East African Freight revenue in 2009 was in the range of USD 65 million. Based on current assumptions, the World Bank estimates that by 2030 there will be up to 14.4 million tonnes transported per year. From these estimates, it recommended upgrading of the current gauge to a higher standard.
The government of Kenya, however, opted for the fourth option, to construct a new right of way.
Critics of the Government Decision, claim that transportation of cargo at 80KPH cargo can be achieved with the current railway gauge. Pointing out how Alternative 2 would enable us to transport up to 60 million tons per year, they mention how Brazil moves 100 million tonnes on a metre gauge, South Africa 200 million tones on Cape Gauge.
They also state that our priority is not passenger (which is subsidized by cargo), there is little benefit in fast freight trains as freight has low value for time.

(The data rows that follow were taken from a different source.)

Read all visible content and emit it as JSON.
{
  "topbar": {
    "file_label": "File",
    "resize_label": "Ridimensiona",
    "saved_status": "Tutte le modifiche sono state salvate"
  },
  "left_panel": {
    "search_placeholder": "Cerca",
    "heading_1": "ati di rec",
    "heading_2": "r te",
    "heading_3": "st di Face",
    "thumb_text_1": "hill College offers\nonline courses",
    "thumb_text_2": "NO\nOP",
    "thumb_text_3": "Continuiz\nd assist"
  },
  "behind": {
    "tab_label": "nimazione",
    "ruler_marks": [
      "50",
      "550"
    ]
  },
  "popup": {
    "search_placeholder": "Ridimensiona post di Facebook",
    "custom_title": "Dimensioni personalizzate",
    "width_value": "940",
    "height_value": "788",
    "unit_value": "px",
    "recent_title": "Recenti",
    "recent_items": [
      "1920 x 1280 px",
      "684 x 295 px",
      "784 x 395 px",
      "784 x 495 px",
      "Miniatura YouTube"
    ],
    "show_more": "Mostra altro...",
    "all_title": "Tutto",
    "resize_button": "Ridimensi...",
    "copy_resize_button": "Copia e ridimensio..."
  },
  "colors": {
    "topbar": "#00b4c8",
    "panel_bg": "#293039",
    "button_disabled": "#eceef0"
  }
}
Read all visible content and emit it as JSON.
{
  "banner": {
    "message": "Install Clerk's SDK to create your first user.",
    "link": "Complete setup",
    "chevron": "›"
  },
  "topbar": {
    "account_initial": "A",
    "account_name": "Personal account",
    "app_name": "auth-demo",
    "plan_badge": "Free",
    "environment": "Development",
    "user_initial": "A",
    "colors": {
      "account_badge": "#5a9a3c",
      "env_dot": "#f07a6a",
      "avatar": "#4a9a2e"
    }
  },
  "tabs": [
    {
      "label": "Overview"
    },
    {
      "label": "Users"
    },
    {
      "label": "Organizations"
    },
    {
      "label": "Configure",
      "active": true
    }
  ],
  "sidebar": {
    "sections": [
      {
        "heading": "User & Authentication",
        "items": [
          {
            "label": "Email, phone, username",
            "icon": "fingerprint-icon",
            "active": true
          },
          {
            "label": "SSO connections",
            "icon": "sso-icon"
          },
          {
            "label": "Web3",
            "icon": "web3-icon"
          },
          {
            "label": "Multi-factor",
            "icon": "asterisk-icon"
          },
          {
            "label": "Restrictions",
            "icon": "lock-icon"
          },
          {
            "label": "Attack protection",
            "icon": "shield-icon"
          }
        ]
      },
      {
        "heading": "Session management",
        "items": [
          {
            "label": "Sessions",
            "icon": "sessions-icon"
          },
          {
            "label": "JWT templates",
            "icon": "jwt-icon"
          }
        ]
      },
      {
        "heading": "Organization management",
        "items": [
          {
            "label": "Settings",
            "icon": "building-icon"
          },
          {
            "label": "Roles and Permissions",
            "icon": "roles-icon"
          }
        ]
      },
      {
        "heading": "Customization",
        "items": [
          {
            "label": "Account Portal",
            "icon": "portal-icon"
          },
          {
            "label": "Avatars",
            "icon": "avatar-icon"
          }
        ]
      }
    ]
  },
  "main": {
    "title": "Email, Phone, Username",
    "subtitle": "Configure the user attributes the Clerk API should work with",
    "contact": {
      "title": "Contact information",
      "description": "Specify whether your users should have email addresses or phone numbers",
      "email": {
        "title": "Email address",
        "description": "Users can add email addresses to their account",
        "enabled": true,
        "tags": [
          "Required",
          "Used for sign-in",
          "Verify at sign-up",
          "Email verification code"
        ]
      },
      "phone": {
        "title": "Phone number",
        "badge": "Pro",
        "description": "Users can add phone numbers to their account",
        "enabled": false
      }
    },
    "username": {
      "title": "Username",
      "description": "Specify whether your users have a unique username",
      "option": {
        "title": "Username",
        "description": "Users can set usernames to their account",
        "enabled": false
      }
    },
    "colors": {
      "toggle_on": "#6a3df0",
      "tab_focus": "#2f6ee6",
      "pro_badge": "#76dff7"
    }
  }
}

There have also been claims of disparities in the cost of the Standard Gauge and fears of regional incompatibility should neighboring countries (Uganda and Rwanda) not opt for standard gauge. The biggest fear, however, is financing as the new right of way is being constructed on loans that will have to be paid for generations to come.
There have been a number of misconceptions in the public such as that Standard Gauge is a new concept. ( Standard Gauge started in the 19th century and was used in 1864 in the US) and that Metre Gauge is not used any more. In Brazil and Queensland, heavy duty metre gauge tracks are able to carry similar loads to Standard Gauge tracks (strong rails and precise cross bars allow an axle weight of 25 tons). Others also believe that the SGR is a fast speed electrical train. However, the engines are diesel powered. As a matter of fact, Kenya’s National Electricity production is less than what is required to serve an electric train (17000MW vs. 1600MW national production).
Many have also asked why go standard when Rails of the same gauge (metre) are used in neighboring countries, for better connectivity. Neighbouring Countries, however, have also tabled proposals to have a Standard Gauge Rail including Uganda and Rwanda.
Is there economic rationale for the SGR? What are our views of the World Bank Report vis-à-vis the Government Decision? With poor operations being the major hurdle in East African Rail, do you see the new SGR falling into the same dilemma?